GIULIANI: It's a book worth reading right now, by the way.
GLENN: Oh, it is. For those people who have lived cleanly, they have played by the rules, you know, they didn't buy a house with 125% mortgage and zero down and, you know, an adjustable mortgage after, like, two days, what do you do when these people are starting to bail out everybody else to keep them from being disenfranchised, when we have to start spending all of this money, everybody's saying we've got to raise taxes for all these bailouts, how do you keep The Forgotten Man from just rising up and saying, you know, to hell with all of you; I lived and played by the rules.
GIULIANI: Well, you don't unless you set a whole new group of rules that makes it impossible for this to happen, that has some very strict limits on the fact that you can't loan money unless there's some equity there. I mean --
GLENN: Who's going to set these rules? Everybody in congress was dirty. Everybody was in on this game.
GIULIANI: They were, and at the core of it is Fannie and Freddie, who literally were not only not setting rules but were encouraging irresponsible borrowing. I mean, they were leading the band for irresponsible borrowing. And to John McCain's credit and Senator Sununu and some others, they tried to put a stop to this. And one of the guys who prevented it was Barack Obama and Barney Frank and all these guys who are, you know, who are now talking about, oh, gee, they should have done something about this.
GLENN: Did you see the last debate with Sarah Palin where she was talking about predatory lenders?
GIULIANI: Yes.
GLENN: And I don't know -- did you see the graph? And the graph was flat until she started going into personal responsibility. And she says, you don't take out more loan than you can have. Why is it that John McCain seems hesitant to say we're going to slash the budget? Why is he hesitant of saying I'm not going to sign this bill because of all this pork? I believe in a bailout but not with all this pork? Why is he hesitant?

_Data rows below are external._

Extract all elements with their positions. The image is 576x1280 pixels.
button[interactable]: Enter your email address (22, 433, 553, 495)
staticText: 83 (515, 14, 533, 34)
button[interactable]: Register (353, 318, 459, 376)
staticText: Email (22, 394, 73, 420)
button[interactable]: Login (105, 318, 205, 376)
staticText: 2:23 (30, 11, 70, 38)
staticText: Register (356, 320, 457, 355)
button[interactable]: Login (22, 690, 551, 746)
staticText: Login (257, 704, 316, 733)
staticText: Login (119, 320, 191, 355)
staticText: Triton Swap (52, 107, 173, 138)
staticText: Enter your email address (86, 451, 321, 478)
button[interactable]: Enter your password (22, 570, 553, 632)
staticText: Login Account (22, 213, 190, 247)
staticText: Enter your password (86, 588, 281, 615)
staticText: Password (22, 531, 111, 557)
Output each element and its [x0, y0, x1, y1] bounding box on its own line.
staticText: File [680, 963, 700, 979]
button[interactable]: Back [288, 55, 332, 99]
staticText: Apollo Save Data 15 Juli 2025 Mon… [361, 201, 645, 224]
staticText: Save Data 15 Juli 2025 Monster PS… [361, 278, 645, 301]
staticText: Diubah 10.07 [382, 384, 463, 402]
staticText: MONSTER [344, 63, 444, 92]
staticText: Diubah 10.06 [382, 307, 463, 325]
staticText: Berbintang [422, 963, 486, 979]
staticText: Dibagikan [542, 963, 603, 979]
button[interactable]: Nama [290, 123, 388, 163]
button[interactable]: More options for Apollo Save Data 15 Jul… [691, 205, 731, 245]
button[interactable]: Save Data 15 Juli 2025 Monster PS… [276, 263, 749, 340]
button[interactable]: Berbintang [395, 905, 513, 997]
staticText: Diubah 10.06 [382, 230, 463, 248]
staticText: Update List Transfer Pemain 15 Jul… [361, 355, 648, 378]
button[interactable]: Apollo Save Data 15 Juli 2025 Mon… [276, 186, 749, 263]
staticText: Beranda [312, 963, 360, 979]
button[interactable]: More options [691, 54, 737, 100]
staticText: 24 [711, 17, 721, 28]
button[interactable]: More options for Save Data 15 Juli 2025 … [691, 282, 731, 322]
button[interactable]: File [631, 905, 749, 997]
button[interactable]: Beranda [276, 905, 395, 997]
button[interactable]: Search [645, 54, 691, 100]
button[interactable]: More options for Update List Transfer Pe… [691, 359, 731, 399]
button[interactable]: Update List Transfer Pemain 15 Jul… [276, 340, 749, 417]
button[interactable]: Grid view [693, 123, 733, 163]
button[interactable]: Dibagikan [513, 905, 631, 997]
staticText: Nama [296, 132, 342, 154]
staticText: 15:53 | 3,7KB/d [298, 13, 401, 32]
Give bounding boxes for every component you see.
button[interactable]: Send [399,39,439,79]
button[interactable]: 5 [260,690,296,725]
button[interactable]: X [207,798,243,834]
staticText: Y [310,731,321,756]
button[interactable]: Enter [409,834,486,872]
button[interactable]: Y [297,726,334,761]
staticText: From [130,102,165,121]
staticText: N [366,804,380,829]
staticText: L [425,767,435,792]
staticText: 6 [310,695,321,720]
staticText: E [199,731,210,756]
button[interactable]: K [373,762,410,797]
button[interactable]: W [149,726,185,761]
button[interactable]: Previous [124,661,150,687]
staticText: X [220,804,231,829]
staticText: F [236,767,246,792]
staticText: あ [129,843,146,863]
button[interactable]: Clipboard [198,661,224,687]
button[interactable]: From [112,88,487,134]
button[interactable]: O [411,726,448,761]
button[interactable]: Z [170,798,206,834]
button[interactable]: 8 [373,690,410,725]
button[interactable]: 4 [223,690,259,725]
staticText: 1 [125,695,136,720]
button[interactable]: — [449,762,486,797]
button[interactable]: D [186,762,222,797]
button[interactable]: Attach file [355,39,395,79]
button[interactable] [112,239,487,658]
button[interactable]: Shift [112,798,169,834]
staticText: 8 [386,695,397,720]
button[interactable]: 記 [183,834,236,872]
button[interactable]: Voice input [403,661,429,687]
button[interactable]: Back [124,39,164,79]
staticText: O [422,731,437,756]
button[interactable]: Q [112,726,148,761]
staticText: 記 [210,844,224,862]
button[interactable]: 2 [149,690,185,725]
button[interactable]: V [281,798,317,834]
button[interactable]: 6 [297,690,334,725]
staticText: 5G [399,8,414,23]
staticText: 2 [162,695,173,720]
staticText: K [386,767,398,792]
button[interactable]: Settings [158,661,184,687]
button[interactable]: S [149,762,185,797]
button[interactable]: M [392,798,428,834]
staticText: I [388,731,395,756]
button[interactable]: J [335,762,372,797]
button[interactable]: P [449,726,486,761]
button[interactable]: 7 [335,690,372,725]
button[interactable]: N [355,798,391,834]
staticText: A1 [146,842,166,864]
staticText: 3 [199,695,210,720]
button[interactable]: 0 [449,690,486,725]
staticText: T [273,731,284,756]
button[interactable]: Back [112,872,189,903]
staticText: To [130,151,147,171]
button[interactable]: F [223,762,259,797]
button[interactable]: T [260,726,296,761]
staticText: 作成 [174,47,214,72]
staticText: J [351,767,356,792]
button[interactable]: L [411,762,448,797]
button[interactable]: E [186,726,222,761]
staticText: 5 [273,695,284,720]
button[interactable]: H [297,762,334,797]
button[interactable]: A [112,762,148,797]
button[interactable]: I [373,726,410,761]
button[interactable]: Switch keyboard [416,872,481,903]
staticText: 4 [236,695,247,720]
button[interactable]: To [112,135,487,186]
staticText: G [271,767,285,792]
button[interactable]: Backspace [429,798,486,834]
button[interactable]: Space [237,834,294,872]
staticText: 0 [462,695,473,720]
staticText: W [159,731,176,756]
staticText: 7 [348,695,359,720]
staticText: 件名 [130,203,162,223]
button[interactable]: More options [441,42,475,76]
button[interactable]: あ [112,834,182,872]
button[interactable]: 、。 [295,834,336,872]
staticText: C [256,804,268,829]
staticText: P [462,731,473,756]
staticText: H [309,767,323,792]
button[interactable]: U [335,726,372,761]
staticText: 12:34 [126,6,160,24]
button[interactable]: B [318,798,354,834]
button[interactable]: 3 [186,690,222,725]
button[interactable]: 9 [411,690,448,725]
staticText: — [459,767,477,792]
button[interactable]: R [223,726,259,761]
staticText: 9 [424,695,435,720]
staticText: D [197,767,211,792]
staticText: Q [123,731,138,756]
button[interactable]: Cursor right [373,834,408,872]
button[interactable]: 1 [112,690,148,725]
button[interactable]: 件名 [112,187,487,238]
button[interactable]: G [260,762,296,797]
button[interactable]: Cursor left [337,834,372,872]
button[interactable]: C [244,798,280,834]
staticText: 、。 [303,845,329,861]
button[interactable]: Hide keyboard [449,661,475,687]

GIULIANI: Well, I hope that's what happens tonight because personal responsibility from poor to rich is at the key to all this, you know, and the same excesses that happened in Wall Street with just lending money and borrowing money and not -- you know, Lehman Brothers was leveraged 30:1? How can you be leveraged? I don't even get it. 30:1? For every dollar they had in essence they had $30 worth of debt? You and I would be bankrupt.
GLENN: It was congress. If it were you and I, Rudy, we would be in jail! We would be in jail! At some point I'm going to look at that and go, well, at least I get three meals a day and a cot.
GIULIANI: And how do you buy a house and you don't put anything down? Nothing!
GLENN: 125% of the mortgage! It doesn't make sense. Rudy Giuliani, thank you so much, sir.
GIULIANI: We'll talk to you Glenn. Bye-bye.